The grid that everyone relies on is therefore disproportionately funded by poorer individuals. Its the same problem with all the subsidies on electric cars and solar installations; you have to be decently wealthy to be able to take advantage.
There are balcony solar panels that renters can just plug into a socket
Not in America, yet, but we are getting there. Unfortunately, that still has the issue of needing to be able to afford it to be able to take advantage. Plus those have a max wattage thats way lower than what a homeowner can do.
I dont think any of these are insurmountable issues, but I also don't want to just ignore them.
At least in my area, solar roofs still have to pay the usual service fee, an extra fee for grid-tie, taxes and fees on all the power they consume, without deduction for power they deliver. I know many utilities buy power at the same rate they sell it, but mine only pays 85% (before taxes). Solar people pay just fine for grid maintenance.

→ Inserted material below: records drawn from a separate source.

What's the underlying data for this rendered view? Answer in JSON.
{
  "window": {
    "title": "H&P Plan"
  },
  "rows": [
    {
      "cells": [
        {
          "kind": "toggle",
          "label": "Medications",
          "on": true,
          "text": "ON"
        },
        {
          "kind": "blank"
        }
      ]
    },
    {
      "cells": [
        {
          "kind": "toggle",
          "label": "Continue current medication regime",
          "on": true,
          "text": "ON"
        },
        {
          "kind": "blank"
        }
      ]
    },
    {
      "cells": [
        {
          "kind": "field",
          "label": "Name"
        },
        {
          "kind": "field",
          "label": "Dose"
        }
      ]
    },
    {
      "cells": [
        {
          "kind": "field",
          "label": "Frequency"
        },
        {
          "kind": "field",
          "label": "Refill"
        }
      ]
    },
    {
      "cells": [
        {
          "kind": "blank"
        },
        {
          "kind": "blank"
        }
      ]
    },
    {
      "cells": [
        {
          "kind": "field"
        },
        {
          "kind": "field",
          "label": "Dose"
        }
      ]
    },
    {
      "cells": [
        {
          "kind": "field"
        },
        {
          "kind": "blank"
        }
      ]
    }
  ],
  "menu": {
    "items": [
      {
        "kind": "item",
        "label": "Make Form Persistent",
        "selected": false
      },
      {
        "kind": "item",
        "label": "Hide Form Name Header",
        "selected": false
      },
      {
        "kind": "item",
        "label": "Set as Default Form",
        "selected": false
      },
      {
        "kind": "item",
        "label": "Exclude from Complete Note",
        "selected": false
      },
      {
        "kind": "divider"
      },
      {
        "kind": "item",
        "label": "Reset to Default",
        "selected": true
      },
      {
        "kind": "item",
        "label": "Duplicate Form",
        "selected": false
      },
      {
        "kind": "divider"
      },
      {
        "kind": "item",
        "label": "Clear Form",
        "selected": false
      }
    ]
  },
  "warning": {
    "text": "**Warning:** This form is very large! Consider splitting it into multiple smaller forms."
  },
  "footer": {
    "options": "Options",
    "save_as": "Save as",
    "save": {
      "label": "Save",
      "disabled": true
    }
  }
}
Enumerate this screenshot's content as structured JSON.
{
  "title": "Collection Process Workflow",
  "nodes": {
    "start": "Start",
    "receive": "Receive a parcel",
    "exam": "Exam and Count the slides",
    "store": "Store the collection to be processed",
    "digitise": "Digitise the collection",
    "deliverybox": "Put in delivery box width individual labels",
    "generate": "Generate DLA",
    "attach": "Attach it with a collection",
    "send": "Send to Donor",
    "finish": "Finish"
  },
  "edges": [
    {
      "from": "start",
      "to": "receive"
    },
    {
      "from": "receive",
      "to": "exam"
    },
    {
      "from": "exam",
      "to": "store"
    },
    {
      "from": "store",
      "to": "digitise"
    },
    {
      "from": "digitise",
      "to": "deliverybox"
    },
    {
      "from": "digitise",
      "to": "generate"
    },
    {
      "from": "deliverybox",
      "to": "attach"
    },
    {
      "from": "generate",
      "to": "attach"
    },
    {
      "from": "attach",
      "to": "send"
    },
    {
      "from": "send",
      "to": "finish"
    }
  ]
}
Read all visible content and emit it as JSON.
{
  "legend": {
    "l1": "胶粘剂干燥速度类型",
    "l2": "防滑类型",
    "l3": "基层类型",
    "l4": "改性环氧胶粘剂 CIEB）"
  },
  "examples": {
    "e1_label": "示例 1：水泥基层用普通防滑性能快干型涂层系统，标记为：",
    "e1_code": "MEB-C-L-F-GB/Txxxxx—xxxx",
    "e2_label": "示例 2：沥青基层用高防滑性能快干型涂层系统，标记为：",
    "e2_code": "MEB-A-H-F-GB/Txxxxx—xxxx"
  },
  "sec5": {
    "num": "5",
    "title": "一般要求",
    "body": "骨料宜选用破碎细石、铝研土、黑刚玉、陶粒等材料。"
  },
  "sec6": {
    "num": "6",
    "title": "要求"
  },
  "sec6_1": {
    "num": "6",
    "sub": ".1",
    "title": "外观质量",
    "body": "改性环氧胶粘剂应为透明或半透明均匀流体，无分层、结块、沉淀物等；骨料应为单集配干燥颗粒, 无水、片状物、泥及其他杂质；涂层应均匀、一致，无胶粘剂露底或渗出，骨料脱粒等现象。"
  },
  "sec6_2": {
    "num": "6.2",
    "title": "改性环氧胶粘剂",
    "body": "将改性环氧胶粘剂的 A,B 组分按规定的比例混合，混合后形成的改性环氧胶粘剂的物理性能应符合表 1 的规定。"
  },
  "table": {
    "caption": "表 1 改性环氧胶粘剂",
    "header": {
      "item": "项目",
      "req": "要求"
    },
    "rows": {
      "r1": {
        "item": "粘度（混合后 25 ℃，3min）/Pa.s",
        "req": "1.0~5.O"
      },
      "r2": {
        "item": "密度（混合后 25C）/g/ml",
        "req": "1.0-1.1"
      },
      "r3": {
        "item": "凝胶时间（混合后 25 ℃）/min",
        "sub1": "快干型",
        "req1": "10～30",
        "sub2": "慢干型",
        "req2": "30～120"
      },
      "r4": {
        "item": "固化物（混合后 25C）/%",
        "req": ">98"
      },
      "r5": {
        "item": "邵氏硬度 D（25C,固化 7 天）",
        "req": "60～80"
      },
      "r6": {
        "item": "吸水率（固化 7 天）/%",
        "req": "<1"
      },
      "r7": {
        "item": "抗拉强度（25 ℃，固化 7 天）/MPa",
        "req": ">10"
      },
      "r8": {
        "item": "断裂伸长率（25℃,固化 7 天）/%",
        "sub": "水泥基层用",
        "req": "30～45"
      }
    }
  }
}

Is that 85% based on the flat rate, or an actively changing rate? If it's the flat rate, thats a super good deal. The cost of generation can easily vary by 10x throughout the day, so if the average price is $0.15/kWh, they might be paying you 13 during the times it only costs 1.
I know in some places the meters are smart enough to track when the usage is occurring, though.
85% of the flat retail rate. AFAIK, no company with a rooftop solar program puts them through spot wholesale market prices. I don't think my provider even participates in the spot market - they own all their own generation with plenty of excess capacity and essentially no net interchange. They also cap participation in net metering at 0.2% of system-wide peak demand, so there's very little chance they'll take much of a loss, regardless.
Transitioning to EVs is better for everyone in the long term. Improved technology and greater marketshare among new EVs today means more and better used EV options in the future, with the effect increasing as the economics of scale make budget models more viable.
It's not that we shouldn't subsidize solar and EV, it's that we should also use incentives and regulations to make these options work for renters. We should be requiring rental properties to add outlets to parking spaces. We should be pushing policies aimed at getting solar on apartment buildings for the benefit of the tenants.
Honestly, we should be working towards getting every building to have solar and battery and reducing our dependence on the grid.
I dont believe this (but I'm open to being wrong). I think giving the same amount of money invested into EVs to public transit and ebikes instead, we'd be better off.
Yeah, strongly agreed there. I basically just want my tax dollars to go towards equality and resilience. Instead, it seems that the best the party not 100% controlled by fossil fuels can do is enact policies that still disproportionately benefit the wealthy. I've heard a lot of well-off people talking about getting a $7500 dollar rebate on an EV, which seems silly when there's a lot of people who have never even owned a car worth that much.